56 après Jésus-Christ
 
 
      L’épître porte le nom de ses premiers destinataires: les membres de l’Eglise de Rome, capitale de l’Empire romain (#Ro 1:7). 
 
Auteur et date 
 
       Personne ne conteste le fait que l’apôtre Paul écrivit l’épître aux Romains. Comme son homonyme, le premier roi d’Israël (Saul est le prénom hébreu de Paul; Paul est un prénom grec), Paul était de la tribu de Benjamin (#Ph 3:5). Il était aussi un citoyen romain (#Ac 16: 37 ; #Ac 22: 25).

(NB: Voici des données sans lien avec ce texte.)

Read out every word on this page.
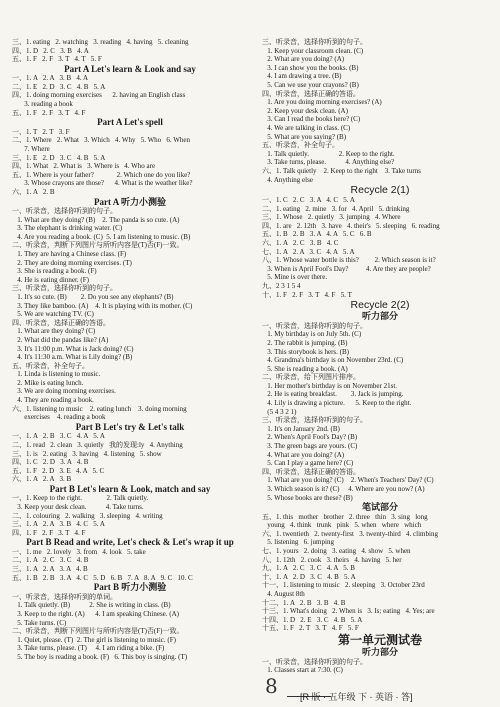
三、1. eating   2. watching   3. reading   4. having   5. cleaning
四、1. D   2. C   3. B   4. A
五、1. F   2. F   3. T   4. T   5. F
Part A Let's learn & Look and say
一、1. A   2. A   3. B   4. A
二、1. E   2. D   3. C   4. B   5. A
四、1. doing morning exercises      2. having an English class
3. reading a book
五、1. F   2. F   3. T   4. F
Part A Let's spell
一、1. T   2. T   3. F
二、1. Where   2. What   3. Which   4. Why   5. Who   6. When
7. Where
三、1. E   2. D   3. C   4. B   5. A
四、1. What   2. What is   3. Where is   4. Who are
五、1. Where is your father?             2. Which one do you like?
3. Whose crayons are those?      4. What is the weather like?
六、1. A   2. B
Part A 听力小测验
一、听录音，选择你听到的句子。
1. What are they doing? (B)    2. The panda is so cute. (A)
3. The elephant is drinking water. (C)
4. Are you reading a book. (C)  5. I am listening to music. (B)
二、听录音，判断下列图片与所听内容是(T)否(F)一致。
1. They are having a Chinese class. (F)
2. They are doing morning exercises. (T)
3. She is reading a book. (F)
4. He is eating dinner. (F)
三、听录音，选择你听到的句子。
1. It's so cute. (B)        2. Do you see any elephants? (B)
3. They like bamboo. (A)    4. It is playing with its mother. (C)
5. We are watching TV. (C)
四、听录音，选择正确的答语。
1. What are they doing? (C)
2. What did the pandas like? (A)
3. It's 11:00 p.m. What is Jack doing? (C)
4. It's 11:30 a.m. What is Lily doing? (B)
五、听录音，补全句子。
1. Linda is listening to music.
2. Mike is eating lunch.
3. We are doing morning exercises.
4. They are reading a book.
六、1. listening to music    2. eating lunch    3. doing morning
exercises    4. reading a book
Part B Let's try & Let's talk
一、1. A   2. B   3. C   4. A   5. A
二、1. read   2. clean   3. quietly   我的发现:ly   4. Anything
三、1. is   2. eating   3. having   4. listening   5. show
四、1. C   2. D   3. A   4. B
五、1. F   2. D   3. E   4. A   5. C
六、1. A   2. A   3. B
Part B Let's learn & Look, match and say
一、1. Keep to the right.              2. Talk quietly.
3. Keep your desk clean.           4. Take turns.
二、1. colouring   2. walking   3. sleeping   4. writing
三、1. A   2. A   3. B   4. C   5. A
四、1. F   2. F   3. T   4. F
Part B Read and write, Let's check & Let's wrap it up
一、1. me   2. lovely   3. from   4. look   5. take
二、1. A   2. C   3. C   4. B
三、1. A   2. A   3. A   4. B
五、1. B   2. B   3. A   4. C   5. D   6. B   7. A   8. A   9. C   10. C
Part B 听力小测验
一、听录音，选择你听到的单词。
1. Talk quietly. (B)           2. She is writing in class. (B)
3. Keep to the right. (A)      4. I am speaking Chinese. (A)
5. Take turns. (C)
二、听录音，判断下列图片与所听内容是(T)否(F)一致。
1. Quiet, please. (T)  2. The girl is listening to music. (F)
3. Take turns, please. (T)     4. I am riding a bike. (F)
5. The boy is reading a book. (F)   6. This boy is singing. (T)
三、听录音，选择你听到的句子。
1. Keep your classroom clean. (C)
2. What are you doing? (A)
3. I can show you the books. (B)
4. I am drawing a tree. (B)
5. Can we use your crayons? (B)
四、听录音，选择正确的答语。
1. Are you doing morning exercises? (A)
2. Keep your desk clean. (A)
3. Can I read the books here? (C)
4. We are talking in class. (C)
5. What are you saying? (B)
五、听录音，补全句子。
1. Talk quietly.                 2. Keep to the right.
3. Take turns, please.           4. Anything else?
六、1. Talk quietly    2. Keep to the right    3. Take turns
4. Anything else
Recycle 2(1)
一、1. C   2. C   3. A   4. C   5. A
二、1. eating   2. mine   3. for   4. April   5. drinking
三、1. Whose   2. quietly   3. jumping   4. Where
四、1. are   2. 12th   3. have   4. their's   5. sleeping   6. reading
五、1. B   2. B   3. A   4. A   5. C   6. B
六、1. A   2. C   3. B   4. C
七、1. A   2. A   3. C   4. A   5. A
八、1. Whose water bottle is this?         2. Which season is it?
3. When is April Fool's Day?          4. Are they are people?
5. Mine is over there.
九、2 3 1 5 4
十、1. F   2. F   3. T   4. F   5. T
Recycle 2(2)
听力部分
一、听录音，选择你听到的句子。
1. My birthday is on July 5th. (C)
2. The rabbit is jumping. (B)
3. This storybook is hers. (B)
4. Grandma's birthday is on November 23rd. (C)
5. She is reading a book. (A)
二、听录音，给下列图片排序。
1. Her mother's birthday is on November 21st.
2. He is eating breakfast.        3. Jack is jumping.
4. Lily is drawing a picture.      5. Keep to the right.
(5 4 3 2 1)
三、听录音，选择你听到的句子。
1. It's on January 2nd. (B)
2. When's April Fool's Day? (B)
3. The green bags are yours. (C)
4. What are you doing? (A)
5. Can I play a game here? (C)
四、听录音，选择正确的答语。
1. What are you doing? (C)    2. When's Teachers' Day? (C)
3. Which season is it? (C)     4. Where are you now? (A)
5. Whose books are these? (B)
笔试部分
五、1. this   mother   brother   2. three   thin   3. sing   long
young   4. think   trunk   pink   5. when   where   which
六、1. twentieth   2. twenty-first   3. twenty-third   4. climbing
5. listening   6. jumping
七、1. yours   2. doing   3. eating   4. show   5. when
八、1. 12th   2. cook   3. theirs   4. having   5. her
九、1. A   2. C   3. C   4. A   5. B
十、1. A   2. D   3. C   4. B   5. A
十一、1. listening to music   2. sleeping   3. October 23rd
4. August 8th
十二、1. A   2. B   3. B   4. B
十三、1. What's doing   2. When is   3. Is; eating   4. Yes; are
十四、1. D   2. E   3. C   4. B   5. A
十五、1. F   2. T   3. T   4. F   5. F
第一单元测试卷
听力部分
一、听录音，选择你听到的句子。
1. Classes start at 7:30. (C)
8 [R 版 · 五年级 下 · 英语 · 答]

Né à peu près à la même époque que Jésus à Tarse (#Ac 9:11), une ville importante (#Ac 21: 39) de la province romaine de Cilicie située en Asie Mineure (la Turquie d’aujourd’hui), il passa la majeure partie de sa jeunesse à Jérusalem, étudiant auprès du célèbre rabbin Gamaliel (#Ac 22: 3). Comme son père avant lui, Paul faisait partie des pharisiens (#Ac 23: 6), le parti juif le plus strict de l’époque (cf. #Ph 3:5). 
 
       Dès sa conversion miraculeuse, survenue alors qu’il faisait route vers Damas pour arrêter les chrétiens de cette ville (environ 33-34 apr. J.-C.), Paul se mit à proclamer le message de l’Evangile (#Ac 9:20). Après avoir échappé de justesse à un guet-apens à Damas (#Ac 9:23-25 ; #2Co 11:32-33), il partit trois ans en Arabie, au sud et à l’est de la mer Morte (#Ga 1:17-18). C’est pendant cette période qu’il reçut l’essentiel de sa doctrine sous la forme d’une révélation directe du Seigneur (#Ga 1:11-12). 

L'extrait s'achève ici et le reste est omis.